(foto d'archivio LaPresse)

Era meglio prima?

Ilaria Macchia

Mia figlia a divertirsi con la tata, io nello studio tutto per me, ma dalla finestra vedo solo bambini

Quando ho scoperto di essere incinta non sapevo che sarebbe arrivata dentro casa mia una bambina così allegra. Le ansie che avevo si sono dissolte, o almeno attenuate, col suo primo sorriso, un’arma speciale che possiede lei contro ogni seccatura. Mi era rimasta una sola preoccupazione: trovare un posto dove lavorare perché a casa si cominciava a stare stretti. Così ho preso uno studio in affitto. Un posto bellissimo, con una finestra che si apre su un balcone che troneggia su una piazzetta sempre piena di gente. Lì davanti ho posizionato la mia scrivania.

 

Adesso, dopo due mesi in casa trascorsi alla ricerca di un angolo tutto per me, ho ricominciato a venire allo studio. Sempre, per tutto il giorno, dalla mattina alla sera. Quando finisco di lavorare torno da mia figlia e mi impegno a trovare modi per farla ridere, percorrendo soprattutto la strada del solletico, che forse è quella che so praticare meglio. Mi tengo da parte anche un altro rito: quello del latte al mattino. Glielo do io impedendole a tutti i costi di imparare a prendere il biberon con le sue due mani perfette (sarebbero, invece, capaci di fare qualsiasi cosa ovviamente) e fingendo che, ancora ora che ha un anno e mezzo, abbia bisogno di me per nutrirsi. Almeno a colazione.

 

La faccio mangiare, le scelgo i vestiti e poi la consegno alla tata. Loro attendono insieme a un sacco di doveri, mentre io prendo lo zaino e vado allo studio a lavorare. Poi, però, mentre sono allo studio e scrivo e mi sento concentrata, alzo per un attimo lo sguardo alla finestra. Prima una volta, poi una seconda, e poi finisce che sto sempre a guardare fuori, alla piazzetta adesso di nuovo piena di vita, piena di tutti ma non di mia figlia.

 

Da quel momento, dalla finestra, comincio a vedere solo bambini. Elenco dei bambini che vedo dalla finestra dello studio, struggendomi all’idea di mia figlia che gioca con la tata, da un’altra parte:

 

- Bambina di due anni con una maglia fuxia, si siede sui gradini e poi si alza, si siede e si alza. La madre, che le sta accanto, mangia roba fritta che tira fuori da una busta di plastica blu e la passa anche a lei. Brutta scema, la frittura ai bambini non si da.
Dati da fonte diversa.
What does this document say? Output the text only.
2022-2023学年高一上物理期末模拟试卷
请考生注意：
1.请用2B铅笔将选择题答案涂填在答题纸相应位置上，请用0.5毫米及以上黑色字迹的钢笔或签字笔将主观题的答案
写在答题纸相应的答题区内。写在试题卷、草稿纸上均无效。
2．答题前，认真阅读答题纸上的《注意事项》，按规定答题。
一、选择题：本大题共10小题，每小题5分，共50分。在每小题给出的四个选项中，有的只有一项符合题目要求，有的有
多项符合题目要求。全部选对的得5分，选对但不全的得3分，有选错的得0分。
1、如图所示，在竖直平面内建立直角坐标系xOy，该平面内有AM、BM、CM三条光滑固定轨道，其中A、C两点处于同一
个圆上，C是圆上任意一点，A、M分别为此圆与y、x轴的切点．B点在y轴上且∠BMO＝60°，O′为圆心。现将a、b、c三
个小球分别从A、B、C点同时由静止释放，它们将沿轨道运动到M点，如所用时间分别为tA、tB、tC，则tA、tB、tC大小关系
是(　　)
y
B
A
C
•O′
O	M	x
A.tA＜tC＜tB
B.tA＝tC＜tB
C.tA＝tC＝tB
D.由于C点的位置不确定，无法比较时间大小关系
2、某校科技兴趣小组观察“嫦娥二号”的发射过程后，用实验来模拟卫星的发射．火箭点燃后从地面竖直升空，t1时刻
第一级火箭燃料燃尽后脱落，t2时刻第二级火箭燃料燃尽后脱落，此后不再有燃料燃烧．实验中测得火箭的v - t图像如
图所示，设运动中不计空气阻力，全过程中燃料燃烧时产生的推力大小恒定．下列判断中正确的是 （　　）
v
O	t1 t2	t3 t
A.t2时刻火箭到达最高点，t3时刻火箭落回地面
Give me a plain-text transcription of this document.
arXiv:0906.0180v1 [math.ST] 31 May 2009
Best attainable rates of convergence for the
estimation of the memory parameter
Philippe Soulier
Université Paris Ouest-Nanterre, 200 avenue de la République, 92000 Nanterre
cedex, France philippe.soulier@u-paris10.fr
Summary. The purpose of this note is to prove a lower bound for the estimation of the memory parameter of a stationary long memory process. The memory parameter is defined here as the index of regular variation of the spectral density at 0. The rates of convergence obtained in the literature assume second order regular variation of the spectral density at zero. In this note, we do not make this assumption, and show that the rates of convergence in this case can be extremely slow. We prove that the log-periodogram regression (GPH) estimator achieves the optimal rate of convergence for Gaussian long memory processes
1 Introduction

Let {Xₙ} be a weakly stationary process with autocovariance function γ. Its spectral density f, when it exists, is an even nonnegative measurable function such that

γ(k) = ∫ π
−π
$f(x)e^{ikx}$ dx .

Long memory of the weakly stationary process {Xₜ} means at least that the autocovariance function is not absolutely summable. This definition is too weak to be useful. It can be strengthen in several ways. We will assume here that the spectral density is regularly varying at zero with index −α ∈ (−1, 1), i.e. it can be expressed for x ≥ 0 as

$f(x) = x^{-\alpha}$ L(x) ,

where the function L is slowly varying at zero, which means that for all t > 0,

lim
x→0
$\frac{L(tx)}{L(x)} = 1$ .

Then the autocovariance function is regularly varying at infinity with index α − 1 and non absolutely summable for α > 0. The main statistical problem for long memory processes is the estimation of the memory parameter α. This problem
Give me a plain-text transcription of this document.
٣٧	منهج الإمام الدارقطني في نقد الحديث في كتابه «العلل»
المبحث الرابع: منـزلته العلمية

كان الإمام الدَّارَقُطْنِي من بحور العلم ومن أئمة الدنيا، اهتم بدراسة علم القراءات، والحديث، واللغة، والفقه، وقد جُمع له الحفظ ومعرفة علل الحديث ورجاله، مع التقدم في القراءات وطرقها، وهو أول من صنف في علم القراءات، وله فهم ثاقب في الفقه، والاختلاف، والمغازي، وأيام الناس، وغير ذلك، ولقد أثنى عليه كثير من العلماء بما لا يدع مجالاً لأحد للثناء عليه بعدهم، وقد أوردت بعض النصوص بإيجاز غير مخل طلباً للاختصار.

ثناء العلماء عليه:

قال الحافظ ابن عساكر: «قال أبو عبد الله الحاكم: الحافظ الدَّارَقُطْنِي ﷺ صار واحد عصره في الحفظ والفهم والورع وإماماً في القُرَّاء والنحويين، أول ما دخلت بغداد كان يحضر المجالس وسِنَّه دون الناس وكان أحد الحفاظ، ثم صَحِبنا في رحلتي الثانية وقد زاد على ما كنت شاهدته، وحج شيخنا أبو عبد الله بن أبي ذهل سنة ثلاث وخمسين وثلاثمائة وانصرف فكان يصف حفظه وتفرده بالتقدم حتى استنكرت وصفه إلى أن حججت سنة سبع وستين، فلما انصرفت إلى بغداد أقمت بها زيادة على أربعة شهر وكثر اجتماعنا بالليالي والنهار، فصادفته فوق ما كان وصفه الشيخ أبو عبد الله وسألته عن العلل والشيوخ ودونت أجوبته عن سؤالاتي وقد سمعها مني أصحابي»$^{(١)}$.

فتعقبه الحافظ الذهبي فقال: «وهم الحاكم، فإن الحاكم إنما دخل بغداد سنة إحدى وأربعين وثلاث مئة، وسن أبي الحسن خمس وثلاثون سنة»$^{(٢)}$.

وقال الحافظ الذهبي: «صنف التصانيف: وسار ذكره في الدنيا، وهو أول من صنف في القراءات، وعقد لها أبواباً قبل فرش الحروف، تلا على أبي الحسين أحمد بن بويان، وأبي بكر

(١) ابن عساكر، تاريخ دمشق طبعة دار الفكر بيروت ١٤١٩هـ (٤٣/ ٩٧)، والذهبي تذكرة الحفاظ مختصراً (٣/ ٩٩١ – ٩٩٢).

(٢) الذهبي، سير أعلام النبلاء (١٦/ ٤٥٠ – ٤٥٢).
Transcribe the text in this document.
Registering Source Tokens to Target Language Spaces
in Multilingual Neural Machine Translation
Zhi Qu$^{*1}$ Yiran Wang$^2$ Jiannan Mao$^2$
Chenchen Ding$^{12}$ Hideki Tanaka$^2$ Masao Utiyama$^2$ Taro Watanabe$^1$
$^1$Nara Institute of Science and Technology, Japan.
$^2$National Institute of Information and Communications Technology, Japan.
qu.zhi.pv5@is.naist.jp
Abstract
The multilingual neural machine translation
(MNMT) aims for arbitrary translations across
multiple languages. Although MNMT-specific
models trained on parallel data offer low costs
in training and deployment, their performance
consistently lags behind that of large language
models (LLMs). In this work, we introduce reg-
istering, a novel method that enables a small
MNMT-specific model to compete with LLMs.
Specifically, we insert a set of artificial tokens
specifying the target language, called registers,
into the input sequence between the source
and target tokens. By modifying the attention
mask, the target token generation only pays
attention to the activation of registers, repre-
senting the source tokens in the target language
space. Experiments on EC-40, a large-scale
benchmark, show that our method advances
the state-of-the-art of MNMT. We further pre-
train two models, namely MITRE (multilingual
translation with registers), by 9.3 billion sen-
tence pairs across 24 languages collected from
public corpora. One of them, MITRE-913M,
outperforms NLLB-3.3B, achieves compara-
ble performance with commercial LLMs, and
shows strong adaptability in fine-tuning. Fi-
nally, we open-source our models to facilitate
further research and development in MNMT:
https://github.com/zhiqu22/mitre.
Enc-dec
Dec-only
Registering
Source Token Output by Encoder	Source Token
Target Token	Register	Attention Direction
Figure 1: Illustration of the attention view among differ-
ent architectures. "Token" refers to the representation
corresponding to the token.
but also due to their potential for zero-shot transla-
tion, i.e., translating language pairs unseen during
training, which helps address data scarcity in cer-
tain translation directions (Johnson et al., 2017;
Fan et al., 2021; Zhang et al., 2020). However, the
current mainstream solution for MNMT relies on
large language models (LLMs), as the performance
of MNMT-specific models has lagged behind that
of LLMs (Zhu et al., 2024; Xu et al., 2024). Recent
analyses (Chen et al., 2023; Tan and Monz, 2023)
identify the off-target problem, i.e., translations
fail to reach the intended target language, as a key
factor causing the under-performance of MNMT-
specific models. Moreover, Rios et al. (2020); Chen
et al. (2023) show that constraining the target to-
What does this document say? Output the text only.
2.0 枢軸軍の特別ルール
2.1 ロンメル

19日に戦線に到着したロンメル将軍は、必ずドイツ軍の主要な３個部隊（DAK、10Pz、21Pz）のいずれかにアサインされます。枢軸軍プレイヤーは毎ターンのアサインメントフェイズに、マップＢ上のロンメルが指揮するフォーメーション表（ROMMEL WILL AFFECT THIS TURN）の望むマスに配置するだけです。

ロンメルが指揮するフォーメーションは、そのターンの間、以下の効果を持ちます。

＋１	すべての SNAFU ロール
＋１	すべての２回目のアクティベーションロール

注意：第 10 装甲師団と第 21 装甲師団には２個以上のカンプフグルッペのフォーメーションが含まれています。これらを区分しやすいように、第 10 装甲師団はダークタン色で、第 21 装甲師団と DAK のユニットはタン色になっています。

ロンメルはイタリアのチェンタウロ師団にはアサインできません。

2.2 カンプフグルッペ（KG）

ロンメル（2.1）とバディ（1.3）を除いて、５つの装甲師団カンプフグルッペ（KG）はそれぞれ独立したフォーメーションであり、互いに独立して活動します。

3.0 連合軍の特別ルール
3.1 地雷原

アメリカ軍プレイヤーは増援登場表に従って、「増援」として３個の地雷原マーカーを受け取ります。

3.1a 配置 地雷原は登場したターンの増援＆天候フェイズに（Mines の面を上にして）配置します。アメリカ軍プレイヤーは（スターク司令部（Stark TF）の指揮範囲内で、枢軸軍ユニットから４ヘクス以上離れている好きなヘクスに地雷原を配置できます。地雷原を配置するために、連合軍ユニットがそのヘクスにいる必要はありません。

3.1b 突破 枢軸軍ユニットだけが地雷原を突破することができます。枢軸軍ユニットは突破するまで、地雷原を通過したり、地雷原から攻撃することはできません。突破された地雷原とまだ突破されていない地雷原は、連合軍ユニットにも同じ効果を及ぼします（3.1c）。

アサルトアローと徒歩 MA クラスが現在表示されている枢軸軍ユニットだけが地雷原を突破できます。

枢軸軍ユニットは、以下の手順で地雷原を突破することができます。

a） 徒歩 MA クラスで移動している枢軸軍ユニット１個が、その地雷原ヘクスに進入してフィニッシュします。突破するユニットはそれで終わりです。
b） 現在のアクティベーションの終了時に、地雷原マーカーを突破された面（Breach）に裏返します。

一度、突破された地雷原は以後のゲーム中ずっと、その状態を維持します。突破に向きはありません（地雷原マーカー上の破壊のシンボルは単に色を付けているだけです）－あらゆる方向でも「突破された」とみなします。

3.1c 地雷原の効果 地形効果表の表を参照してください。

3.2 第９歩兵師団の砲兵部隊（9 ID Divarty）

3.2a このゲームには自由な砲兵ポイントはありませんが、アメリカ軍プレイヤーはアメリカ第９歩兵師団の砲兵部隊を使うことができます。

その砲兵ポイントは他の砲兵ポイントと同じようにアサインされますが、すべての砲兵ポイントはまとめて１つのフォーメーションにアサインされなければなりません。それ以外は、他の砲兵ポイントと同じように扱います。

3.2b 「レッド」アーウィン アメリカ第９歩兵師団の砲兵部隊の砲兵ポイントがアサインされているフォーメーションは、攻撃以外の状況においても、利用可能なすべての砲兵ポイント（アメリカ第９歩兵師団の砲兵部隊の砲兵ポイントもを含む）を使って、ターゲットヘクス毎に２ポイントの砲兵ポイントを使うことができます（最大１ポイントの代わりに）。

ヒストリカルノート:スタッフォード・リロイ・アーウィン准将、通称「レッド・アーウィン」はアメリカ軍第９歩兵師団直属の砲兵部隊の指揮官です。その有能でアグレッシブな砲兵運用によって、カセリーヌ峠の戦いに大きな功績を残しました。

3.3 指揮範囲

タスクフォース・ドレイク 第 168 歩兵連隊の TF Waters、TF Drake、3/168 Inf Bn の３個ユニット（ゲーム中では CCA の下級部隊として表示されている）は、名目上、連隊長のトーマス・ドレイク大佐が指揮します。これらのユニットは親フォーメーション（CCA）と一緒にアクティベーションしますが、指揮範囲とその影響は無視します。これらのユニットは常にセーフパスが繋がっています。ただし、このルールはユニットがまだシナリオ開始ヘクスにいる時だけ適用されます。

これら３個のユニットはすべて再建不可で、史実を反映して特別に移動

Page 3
Poi la bimba – che, lo ammetto, da questa distanza sembra carinissima – accenna dei passi di danza, mentre afferra un’ultima cosa unta che le passa la mamma e, tenendosi per mano, se ne vanno. Io penso: anche se lascio mia figlia con la tata, roba fritta da mangiare non gliene do. E così mi rassicuro.

 

- Bambino di due anni dorme nel passeggino. Il papà lo guida sino alla fontana, si siede sui gradini e viene raggiunto da un amico che gli passa una birra. Il mio volto esprime scetticismo. Osservo meglio il bambino (mi servirebbe un binocolo, devo ricordarmi di comprarlo dai cinesi qui sotto) e mi accorgo che la cerniera della giacchina è aperta. Si ammalerà. Non solo: la giacchina che indossa è nera! Se c’è una cosa che mi ha insegnato mia nonna è che ai bambini i vestiti neri non si mettono, non sta bene. Mi dico: anche se mia figlia sta sempre con la tata, vestiti neri non ne ha. E così mi rassicuro.

 

- Bambina di tre anni a un passo da un gabbiano feroce. La mamma al telefono le dà le spalle. Lei, senza paura, si avvicina sempre di più al gabbiano e tenta di afferrargli una zampa. Lui, pericoloso, si tira indietro e per non fare casini abbandona il posto. Ma non potrebbe parlare al telefono tenendo d’occhio la bambina? E penso: anche se mia figlia sta sempre con la tata, io non la lascerò mai in balia dei gabbiani per parlare al telefono con chissà chi. E mi rassicuro.

 

Ma quando torno a casa la sera, dopo aver passato la giornata a spiare tutti i bambini degli altri dalla finestra, e penso a quanto siano stati belli ma difficili i giorni chiusi in casa a vivere e a lavorare come se nulla stesse succedendo, a giocare con tazzine e gelati di plastica per la maggior parte del tempo per poi scatenarsi sul computer nelle due ore in cui mia figlia dormiva, mi chiedo se ora sto facendo bene.

 

Per caso, non era meglio prima?

 

Non sarebbe più semplice restare a casa, ridurre la scrittura a un paio di ore al giorno (non esiste alcuna scrittura fatta di solo un paio di ore al giorno. O sbaglio?), ed essere però certa che mia figlia abbia la giacchina colorata e sempre chiusa, che non mangi frittura e che non si annoi (e non rischi la vita) a guardare i gabbiani feroci?

 

Non sarebbe più semplice?

 

Poi però, stamattina, quando ho aperto la porta dello studio ho avuto un’altra idea, più semplice ancora. Ho sollevato la scrivania e l’ho posizionata sull’altro muro, spalle alla finestra, lontana dal rumore dell’acqua che guizza nella fontana, dalle urla dei grandi che continuano a ripetere “vieni qui”, dai passeggini ora vuoti ora pieni, dai monopattini di colori fluo in piedi come soldati. Lontana da tutto. Di bambini, dentro questo studio, non ne voglio vedere più.